There’s some of that Texas plain talk for you.

Of course, not being satisfied with this for their legacy, Texas has now given us Rick Perry and his smooth tongued ways that could only be rivaled by Porky Pig.  In the meantime, State Representative Larry Taylor has now come out to remind us all about what not to say in front of a live mic!  Of course, in his defense, he may very well have had a moment where he simply wanted to illustrate to the rest of us what might be considered a “bad term” as he called it immediately afterward.  I suppose it is possible that he just picked the exact wrong time for this educational moment.

Indeed, the stars at night are big and bright…deep in the heart of Texas!…and so are their politicians’ mouths, and their hair.
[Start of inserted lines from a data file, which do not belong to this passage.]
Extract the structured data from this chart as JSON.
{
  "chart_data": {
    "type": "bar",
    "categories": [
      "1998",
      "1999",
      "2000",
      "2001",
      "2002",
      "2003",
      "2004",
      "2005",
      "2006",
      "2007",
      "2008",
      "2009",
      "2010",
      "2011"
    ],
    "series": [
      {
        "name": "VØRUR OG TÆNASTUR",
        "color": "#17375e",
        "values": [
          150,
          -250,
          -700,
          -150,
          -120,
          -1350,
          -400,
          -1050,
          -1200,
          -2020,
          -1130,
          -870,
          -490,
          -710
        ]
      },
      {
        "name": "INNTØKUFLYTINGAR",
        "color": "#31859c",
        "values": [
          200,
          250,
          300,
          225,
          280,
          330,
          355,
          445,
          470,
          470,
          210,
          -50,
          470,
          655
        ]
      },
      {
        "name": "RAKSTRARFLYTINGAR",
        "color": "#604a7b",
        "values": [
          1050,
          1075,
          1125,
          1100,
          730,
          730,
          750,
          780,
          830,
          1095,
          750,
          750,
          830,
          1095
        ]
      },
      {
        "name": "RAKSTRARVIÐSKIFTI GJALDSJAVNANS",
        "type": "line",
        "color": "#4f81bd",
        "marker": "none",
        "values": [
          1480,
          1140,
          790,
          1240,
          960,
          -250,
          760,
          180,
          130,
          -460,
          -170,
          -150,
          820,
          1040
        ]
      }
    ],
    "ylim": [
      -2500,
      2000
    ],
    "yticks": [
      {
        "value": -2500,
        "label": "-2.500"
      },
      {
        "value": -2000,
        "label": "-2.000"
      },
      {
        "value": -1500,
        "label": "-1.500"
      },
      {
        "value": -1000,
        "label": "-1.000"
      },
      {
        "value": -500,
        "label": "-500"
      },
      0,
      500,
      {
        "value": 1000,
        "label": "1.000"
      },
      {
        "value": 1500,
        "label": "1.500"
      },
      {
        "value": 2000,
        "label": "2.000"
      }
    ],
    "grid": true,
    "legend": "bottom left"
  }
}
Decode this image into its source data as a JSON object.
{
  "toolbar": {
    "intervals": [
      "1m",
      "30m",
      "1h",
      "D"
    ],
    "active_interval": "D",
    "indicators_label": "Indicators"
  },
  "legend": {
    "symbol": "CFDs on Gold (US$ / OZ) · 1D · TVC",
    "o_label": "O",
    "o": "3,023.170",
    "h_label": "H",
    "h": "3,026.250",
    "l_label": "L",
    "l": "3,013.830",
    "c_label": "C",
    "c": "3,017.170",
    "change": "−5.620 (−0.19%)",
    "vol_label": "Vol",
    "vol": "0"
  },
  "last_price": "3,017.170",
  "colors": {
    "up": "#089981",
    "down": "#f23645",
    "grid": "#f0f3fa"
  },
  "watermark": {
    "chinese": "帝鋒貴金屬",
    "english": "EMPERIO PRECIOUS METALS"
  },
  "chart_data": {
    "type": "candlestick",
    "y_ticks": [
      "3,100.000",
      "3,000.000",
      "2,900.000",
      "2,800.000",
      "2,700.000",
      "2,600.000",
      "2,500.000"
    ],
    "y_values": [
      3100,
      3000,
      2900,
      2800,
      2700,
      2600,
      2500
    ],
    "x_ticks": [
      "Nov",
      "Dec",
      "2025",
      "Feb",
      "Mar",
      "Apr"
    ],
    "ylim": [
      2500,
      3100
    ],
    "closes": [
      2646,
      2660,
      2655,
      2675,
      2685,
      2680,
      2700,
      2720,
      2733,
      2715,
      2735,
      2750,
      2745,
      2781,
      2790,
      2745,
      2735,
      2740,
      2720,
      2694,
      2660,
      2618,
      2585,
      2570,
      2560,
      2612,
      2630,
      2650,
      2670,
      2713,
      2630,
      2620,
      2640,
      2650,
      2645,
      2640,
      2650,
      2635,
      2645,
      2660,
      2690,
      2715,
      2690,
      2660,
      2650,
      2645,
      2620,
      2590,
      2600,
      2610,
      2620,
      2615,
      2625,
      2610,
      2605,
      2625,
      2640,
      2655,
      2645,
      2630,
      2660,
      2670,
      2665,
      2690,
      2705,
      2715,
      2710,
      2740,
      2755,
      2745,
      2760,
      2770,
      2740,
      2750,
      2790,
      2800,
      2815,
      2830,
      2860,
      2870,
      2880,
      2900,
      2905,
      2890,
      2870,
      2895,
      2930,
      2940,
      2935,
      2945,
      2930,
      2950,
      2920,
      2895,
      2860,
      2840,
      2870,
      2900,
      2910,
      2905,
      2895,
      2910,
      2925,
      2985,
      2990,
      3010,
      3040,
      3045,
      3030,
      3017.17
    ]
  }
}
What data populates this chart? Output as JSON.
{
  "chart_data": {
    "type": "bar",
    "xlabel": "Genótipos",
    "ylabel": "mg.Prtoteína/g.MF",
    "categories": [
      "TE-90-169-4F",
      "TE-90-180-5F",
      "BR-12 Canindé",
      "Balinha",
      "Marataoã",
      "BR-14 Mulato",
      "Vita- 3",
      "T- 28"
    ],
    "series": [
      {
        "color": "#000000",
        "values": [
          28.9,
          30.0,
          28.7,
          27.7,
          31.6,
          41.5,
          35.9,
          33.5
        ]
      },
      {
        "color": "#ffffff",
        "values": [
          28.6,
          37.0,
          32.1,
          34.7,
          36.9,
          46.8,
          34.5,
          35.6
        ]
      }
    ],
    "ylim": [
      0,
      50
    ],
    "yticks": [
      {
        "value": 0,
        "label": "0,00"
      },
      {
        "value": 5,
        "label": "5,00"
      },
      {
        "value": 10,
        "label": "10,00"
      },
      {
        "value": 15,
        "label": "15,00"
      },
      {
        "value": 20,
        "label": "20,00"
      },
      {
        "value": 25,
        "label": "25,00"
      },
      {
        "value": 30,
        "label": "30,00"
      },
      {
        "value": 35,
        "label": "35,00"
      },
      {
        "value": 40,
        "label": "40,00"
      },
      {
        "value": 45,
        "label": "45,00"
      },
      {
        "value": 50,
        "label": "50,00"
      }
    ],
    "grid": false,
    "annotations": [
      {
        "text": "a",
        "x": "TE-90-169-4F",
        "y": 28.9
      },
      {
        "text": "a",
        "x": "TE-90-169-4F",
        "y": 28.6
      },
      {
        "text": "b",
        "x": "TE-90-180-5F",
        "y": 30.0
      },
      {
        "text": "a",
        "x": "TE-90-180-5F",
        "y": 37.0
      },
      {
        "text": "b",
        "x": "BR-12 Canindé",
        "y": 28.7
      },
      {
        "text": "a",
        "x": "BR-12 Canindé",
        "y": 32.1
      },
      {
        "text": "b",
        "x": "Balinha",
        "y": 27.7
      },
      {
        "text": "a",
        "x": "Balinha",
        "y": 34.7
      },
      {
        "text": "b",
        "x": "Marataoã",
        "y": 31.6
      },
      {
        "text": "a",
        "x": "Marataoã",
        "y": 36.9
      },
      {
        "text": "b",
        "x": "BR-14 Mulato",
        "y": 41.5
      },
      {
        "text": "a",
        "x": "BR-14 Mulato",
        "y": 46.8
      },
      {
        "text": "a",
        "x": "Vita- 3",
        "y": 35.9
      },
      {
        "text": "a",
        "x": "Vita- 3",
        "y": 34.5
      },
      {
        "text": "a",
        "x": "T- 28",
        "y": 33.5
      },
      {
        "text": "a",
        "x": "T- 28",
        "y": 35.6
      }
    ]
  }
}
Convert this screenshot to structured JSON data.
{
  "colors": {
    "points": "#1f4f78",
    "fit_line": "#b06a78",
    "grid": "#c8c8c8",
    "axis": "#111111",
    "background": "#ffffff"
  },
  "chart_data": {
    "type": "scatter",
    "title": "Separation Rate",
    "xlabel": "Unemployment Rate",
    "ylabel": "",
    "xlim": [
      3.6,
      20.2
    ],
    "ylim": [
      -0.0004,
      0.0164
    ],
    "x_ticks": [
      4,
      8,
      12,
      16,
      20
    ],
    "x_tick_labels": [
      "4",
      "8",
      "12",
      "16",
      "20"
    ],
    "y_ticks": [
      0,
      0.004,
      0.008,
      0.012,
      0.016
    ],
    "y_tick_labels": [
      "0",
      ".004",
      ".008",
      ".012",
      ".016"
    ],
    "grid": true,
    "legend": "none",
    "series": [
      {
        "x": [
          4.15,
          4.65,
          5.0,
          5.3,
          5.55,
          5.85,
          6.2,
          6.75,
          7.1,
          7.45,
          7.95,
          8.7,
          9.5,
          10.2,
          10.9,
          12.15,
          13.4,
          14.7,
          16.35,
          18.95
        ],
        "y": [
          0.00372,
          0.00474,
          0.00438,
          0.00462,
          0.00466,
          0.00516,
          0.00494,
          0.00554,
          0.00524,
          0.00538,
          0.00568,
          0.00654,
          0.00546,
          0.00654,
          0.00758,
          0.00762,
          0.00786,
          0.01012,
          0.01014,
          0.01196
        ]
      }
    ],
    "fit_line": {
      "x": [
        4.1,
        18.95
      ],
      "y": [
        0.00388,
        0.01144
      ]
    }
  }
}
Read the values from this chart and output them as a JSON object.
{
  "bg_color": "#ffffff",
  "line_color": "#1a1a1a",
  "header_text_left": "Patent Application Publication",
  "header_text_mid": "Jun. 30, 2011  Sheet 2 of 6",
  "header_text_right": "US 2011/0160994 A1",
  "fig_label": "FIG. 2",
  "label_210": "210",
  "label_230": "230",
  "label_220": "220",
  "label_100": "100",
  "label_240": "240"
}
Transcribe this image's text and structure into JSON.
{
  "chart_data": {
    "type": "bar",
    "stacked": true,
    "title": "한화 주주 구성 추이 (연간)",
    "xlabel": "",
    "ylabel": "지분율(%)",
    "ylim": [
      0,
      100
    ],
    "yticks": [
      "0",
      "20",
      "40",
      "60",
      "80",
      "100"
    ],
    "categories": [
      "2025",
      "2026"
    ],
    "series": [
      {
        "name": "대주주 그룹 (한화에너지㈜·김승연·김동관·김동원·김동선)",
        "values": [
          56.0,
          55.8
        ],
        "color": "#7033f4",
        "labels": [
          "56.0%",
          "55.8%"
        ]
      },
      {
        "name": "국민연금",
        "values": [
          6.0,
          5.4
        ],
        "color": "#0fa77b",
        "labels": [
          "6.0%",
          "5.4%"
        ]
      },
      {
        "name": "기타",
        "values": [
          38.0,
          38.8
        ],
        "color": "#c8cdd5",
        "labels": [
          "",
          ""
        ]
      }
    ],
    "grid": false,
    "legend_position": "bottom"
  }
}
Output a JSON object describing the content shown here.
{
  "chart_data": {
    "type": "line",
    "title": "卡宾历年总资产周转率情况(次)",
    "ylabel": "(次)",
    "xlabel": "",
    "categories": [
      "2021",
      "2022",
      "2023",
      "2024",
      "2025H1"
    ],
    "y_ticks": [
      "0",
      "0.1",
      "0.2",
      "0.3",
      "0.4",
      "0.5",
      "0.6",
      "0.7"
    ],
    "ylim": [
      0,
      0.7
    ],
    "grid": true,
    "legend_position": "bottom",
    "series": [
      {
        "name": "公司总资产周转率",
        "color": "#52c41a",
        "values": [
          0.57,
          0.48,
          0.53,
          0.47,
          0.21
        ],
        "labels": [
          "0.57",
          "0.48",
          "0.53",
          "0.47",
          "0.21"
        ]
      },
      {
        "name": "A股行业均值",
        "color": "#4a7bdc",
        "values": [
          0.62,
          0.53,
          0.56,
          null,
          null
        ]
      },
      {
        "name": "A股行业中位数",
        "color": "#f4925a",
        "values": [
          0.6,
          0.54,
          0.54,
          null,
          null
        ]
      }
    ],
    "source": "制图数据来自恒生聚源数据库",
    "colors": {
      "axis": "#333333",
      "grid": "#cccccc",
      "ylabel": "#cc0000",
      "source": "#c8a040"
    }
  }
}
So it is with the Texas political class in mind that I address this solution.  You have so often reminded us of the legality of secession, particularly in your case. We have considered it long and hard, and we promise not to fight you if you want to go ahead and become your own nation.  All we ask is that you immediately take your politicians with you and that you divide up with the rest of our 49 states the capital that has been invested into creating NASA, the Department of Defense and all the military bases that are currently in your state, as well as the funding for roads and other infrastructure; etc. all miscellaneous funds that have gone to you over the past fifty years.  In return we will faithfully extradite any Texas politician after a 30 day eviction notice has been issued.  You may take your vast wealth and your vapid politicians with you, and we will live as a true, modern family does…away from each other and in different countries.

This is perhaps the best option available at a time when you seem intent on flooding the rest of the United States with politicians that either drift into incoherent drivel or are guilty of racial slurs.  As your great state does not seem to be too concerned about these issues, as long as you secede, and make it quick, we promise not to “mess with you.”